Stop al licenziamento disciplinare del cassiere del supermarket che allunga la mano nel ripiano di merendine e si mangia un piccolo snack del valore di 70 centesimi sotto gli occhi del sorvegliante senza pagarlo e senza curarsi di mimetizzare l’accaduto. È irrilevante, infatti, che il contratto collettivo sanzioni con l’espulsione l’appropriazione di beni aziendali quando il comportamento non è suscettibile di scuotere la fiducia. Lo ha stabilito la sezione lavoro della Cassazione che ha respinto il ricorso di una società.
La corte d’appello ha confermato la decisione del tribunale che aveva accertato l’illegittimità del licenziamento disciplinare intimato per mancanza di proporzionalità della sanzione in relazione al fatto oggetto di addebito. In particolare il dipendente era stato incolpato di aver prelevato uno snack dall’espositore adiacente alla cassa ove operava e di averlo mangiato, senza pagare il corrispettivo. Il collegio di secondo grado ha premesso che nella verifica della giusta causa occorreva avere riguardo non all’assenza o speciale esiguità del danno arrecato al datore di lavoro ma alla qualità del singolo rapporto intercorso e al grado di affidamento che quel rapporto implicava. Ebbene nel caso in esame dalla dinamica dei fatti non emergeva alcuna cautela frodatoria da parte del lavoratore il quale, in modo visibile e senza allontanarsi dalla sua postazione lavorativa, non aveva posto in essere alcun particolare accorgimento atto a occultare il suo gesto tant’è che era stato prontamente ripreso dal responsabile. Né potevano rilevare i due precedenti disciplinari a suo carico perché afferivano a condotte tra loro eterogenee. La vertenza è così giunta in Cassazione dove la società ha contestato la decisione per non avere considerato che il contratto collettivo sanzionava l’appropriazione di beni aziendali sul luogo di lavoro con la sanzione espulsiva.
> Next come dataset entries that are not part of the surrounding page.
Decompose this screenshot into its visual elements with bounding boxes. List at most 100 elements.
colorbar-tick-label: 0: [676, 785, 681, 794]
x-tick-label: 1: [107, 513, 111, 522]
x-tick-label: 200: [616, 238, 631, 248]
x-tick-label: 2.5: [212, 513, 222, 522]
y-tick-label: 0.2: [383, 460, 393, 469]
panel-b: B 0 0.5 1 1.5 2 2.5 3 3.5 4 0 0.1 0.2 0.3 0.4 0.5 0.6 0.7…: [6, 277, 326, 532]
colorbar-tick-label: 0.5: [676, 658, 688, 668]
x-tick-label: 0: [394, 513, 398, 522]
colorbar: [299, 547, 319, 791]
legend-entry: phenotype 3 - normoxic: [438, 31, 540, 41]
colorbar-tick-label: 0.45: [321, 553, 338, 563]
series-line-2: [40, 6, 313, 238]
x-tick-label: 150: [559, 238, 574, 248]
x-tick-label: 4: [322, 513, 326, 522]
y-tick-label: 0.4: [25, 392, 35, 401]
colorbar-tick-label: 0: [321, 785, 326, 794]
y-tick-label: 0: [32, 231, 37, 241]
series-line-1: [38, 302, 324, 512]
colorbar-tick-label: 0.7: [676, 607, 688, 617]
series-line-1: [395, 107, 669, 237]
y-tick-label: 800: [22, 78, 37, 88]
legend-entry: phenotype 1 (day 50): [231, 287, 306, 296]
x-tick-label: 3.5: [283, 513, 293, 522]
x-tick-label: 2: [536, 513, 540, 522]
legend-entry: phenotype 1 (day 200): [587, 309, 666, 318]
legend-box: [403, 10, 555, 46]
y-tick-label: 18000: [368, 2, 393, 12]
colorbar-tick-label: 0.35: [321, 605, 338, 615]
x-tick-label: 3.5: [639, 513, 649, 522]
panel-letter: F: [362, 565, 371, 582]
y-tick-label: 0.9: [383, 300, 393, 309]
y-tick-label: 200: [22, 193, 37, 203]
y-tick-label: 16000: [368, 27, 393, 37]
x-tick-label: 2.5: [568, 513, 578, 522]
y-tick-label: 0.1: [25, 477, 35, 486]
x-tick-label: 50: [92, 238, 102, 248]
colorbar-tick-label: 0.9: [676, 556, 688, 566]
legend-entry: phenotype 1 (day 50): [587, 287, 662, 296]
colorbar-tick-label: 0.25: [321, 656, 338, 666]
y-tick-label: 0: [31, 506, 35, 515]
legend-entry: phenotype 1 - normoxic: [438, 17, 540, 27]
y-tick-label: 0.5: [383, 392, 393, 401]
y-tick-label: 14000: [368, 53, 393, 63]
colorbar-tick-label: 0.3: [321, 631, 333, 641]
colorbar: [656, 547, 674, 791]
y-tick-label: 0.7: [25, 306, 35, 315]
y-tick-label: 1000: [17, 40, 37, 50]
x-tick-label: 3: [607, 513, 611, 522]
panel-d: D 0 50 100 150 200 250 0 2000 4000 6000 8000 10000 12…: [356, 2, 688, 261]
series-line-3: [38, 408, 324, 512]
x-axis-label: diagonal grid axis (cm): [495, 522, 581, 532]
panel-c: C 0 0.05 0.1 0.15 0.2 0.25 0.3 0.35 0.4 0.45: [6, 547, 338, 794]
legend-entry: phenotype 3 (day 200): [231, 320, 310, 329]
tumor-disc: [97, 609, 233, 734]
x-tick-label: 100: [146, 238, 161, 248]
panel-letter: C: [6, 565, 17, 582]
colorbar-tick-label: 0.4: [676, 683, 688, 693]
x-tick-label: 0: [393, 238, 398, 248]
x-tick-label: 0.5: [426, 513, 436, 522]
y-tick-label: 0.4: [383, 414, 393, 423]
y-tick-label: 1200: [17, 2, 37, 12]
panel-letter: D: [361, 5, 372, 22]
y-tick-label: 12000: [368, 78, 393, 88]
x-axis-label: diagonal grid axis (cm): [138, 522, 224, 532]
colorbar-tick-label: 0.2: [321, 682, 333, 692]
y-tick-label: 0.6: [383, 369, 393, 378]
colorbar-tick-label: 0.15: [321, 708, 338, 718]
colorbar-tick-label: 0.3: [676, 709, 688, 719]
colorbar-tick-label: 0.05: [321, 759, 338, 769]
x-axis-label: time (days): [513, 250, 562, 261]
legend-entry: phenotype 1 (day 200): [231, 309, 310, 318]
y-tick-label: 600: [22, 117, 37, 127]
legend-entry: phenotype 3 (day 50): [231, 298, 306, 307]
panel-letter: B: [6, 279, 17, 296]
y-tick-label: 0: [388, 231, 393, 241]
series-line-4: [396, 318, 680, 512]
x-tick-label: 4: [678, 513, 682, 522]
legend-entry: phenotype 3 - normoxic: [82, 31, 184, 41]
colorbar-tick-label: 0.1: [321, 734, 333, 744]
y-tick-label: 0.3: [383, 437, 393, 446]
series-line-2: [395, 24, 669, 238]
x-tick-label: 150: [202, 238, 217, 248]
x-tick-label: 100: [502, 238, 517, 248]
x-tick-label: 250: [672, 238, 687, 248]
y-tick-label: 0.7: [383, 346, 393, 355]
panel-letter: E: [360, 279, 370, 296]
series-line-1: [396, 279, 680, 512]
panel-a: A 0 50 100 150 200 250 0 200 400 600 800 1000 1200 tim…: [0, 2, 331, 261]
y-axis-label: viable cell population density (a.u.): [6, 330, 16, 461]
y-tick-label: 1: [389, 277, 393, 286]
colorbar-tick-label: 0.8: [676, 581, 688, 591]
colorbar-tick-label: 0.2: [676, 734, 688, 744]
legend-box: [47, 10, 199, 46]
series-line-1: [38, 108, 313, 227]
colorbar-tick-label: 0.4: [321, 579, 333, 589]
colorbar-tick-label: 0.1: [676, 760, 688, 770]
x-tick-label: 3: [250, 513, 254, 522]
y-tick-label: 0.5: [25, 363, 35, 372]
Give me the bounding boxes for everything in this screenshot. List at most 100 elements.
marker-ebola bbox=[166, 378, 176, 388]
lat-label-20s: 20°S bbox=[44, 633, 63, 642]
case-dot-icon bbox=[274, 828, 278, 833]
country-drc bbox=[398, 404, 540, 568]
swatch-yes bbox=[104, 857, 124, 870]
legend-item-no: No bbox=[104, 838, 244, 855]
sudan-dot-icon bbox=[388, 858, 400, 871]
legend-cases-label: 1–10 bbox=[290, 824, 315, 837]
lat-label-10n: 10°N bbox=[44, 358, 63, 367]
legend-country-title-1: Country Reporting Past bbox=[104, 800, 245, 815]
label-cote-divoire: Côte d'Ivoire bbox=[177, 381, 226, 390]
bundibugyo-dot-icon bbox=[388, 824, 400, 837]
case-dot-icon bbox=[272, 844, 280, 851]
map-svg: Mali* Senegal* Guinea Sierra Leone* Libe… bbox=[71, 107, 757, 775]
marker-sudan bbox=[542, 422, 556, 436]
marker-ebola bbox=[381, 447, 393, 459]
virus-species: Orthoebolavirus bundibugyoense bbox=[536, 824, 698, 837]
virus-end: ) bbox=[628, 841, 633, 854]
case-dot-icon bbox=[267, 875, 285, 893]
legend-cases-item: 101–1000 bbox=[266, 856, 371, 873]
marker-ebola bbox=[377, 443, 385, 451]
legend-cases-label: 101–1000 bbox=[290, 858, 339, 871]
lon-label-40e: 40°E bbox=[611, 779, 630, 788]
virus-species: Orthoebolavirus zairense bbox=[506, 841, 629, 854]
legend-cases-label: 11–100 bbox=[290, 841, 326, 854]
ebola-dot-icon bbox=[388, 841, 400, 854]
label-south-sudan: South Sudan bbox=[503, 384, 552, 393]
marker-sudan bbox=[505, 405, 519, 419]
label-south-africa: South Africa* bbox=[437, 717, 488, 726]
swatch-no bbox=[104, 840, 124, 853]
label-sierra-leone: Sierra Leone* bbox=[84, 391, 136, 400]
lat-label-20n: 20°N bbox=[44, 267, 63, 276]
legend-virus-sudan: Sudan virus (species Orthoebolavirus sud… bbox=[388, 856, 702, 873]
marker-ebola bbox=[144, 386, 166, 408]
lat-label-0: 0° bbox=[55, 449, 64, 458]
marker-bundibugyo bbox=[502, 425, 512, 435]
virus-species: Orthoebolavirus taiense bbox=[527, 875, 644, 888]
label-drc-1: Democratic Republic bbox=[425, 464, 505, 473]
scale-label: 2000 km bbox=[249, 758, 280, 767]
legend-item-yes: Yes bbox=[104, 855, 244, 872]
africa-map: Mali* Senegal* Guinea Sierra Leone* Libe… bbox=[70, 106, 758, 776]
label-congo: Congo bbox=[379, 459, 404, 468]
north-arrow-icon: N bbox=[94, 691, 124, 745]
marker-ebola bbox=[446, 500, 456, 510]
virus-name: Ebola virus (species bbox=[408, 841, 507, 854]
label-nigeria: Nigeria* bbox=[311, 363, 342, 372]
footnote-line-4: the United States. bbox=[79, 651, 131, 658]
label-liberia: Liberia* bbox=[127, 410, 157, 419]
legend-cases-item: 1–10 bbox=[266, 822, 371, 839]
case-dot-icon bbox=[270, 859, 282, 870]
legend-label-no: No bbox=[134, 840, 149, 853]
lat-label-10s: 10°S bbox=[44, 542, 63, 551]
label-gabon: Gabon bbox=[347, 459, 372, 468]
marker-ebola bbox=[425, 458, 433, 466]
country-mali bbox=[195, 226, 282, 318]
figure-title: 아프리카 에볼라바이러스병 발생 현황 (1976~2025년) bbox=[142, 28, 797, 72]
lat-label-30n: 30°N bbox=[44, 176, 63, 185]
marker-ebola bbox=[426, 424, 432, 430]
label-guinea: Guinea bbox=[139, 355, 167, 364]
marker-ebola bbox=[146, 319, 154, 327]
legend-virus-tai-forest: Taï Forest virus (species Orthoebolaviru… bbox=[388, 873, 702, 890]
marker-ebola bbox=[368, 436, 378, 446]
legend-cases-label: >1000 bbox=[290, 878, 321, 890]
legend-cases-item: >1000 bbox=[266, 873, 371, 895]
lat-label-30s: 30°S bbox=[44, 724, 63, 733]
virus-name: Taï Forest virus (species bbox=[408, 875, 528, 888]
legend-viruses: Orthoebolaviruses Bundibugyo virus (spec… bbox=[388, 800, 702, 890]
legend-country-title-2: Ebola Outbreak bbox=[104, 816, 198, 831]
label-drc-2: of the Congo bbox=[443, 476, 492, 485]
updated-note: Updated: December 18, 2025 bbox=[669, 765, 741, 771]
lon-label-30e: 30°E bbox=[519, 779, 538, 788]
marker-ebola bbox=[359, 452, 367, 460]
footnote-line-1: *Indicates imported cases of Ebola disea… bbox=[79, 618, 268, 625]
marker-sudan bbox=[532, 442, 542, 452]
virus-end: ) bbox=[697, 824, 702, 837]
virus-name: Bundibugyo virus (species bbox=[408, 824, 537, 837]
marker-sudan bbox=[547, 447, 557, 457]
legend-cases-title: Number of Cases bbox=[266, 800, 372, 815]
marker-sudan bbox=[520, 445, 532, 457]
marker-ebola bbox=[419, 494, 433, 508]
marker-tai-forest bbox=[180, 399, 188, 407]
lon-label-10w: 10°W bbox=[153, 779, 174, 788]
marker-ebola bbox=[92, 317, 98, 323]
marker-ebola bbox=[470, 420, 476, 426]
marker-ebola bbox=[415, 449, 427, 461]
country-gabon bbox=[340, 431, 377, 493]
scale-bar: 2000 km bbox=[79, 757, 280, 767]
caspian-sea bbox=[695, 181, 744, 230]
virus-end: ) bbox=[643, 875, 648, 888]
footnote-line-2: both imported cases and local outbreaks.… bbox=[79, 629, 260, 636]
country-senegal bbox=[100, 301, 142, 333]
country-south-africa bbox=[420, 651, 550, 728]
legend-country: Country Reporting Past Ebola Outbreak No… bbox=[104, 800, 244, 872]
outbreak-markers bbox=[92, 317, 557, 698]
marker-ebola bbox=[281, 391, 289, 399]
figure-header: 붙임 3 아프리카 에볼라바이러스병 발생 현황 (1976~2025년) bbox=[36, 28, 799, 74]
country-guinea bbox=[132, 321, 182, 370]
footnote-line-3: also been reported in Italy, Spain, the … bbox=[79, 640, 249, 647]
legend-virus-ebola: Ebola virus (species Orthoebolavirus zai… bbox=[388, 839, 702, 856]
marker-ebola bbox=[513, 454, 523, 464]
Per i giudici di legittimità, infatti, di cui ha scritto il sito Cassazione.net, rileva Giovanni D’Agata, presidente dello “Sportello dei Diritti”, il motivo è fondato e, al riguardo, hanno ricordato che “è escluso che le previsioni collettive si configurino quale fonte vincolante in senso sfavorevole al dipendente. Infatti l’esistenza di una nozione legale di giusta causa comporta che il giudizio di gravità e proporzionalità della condotta rientri nell’attività valutativa del giudice di merito, attività da svolgere avuto riguardo agli elementi concreti, di natura oggettiva e soggettiva, della fattispecie, in relazione alla quale la scala valoriale formulata dalle parti sociali costituisce solo uno dei possibili parametri cui fare riferimento. Ne consegue, ha proseguito la Corte, che è sempre necessario valutare in concreto se il comportamento tenuto, per la sua gravità, sia suscettibile di scuotere la fiducia del datore di lavoro e di far ritenere che la prosecuzione del rapporto si risolva in un pregiudizio per gli scopi aziendali. In sostanza le previsioni dei contratti collettivi hanno valenza esemplificativa e non precludono l’autonoma valutazione del giudice di merito in ordine all’idoneità delle specifiche condotte a compromettere il vincolo fiduciario tra datore e lavoratore. Deve quindi escludersi, ha concluso la Cassazione, che configuri un errore di diritto della sentenza impugnata la mancata riconducibilità della concreta fattispecie all’ipotesi di furto, punita con sanzione espulsiva dalla norma collettiva. Senza successo dunque la ‘Roberto Abate spa in liquidazione’, la catena della grande distribuzione che ha dichiarato ‘guerra’ per la merendina -, che ha protestato in Cassazione facendo presente che la contrattazione collettiva sanziona “l’appropriazione di beni aziendali sul luogo di lavoro con la sanzione espulsiva”.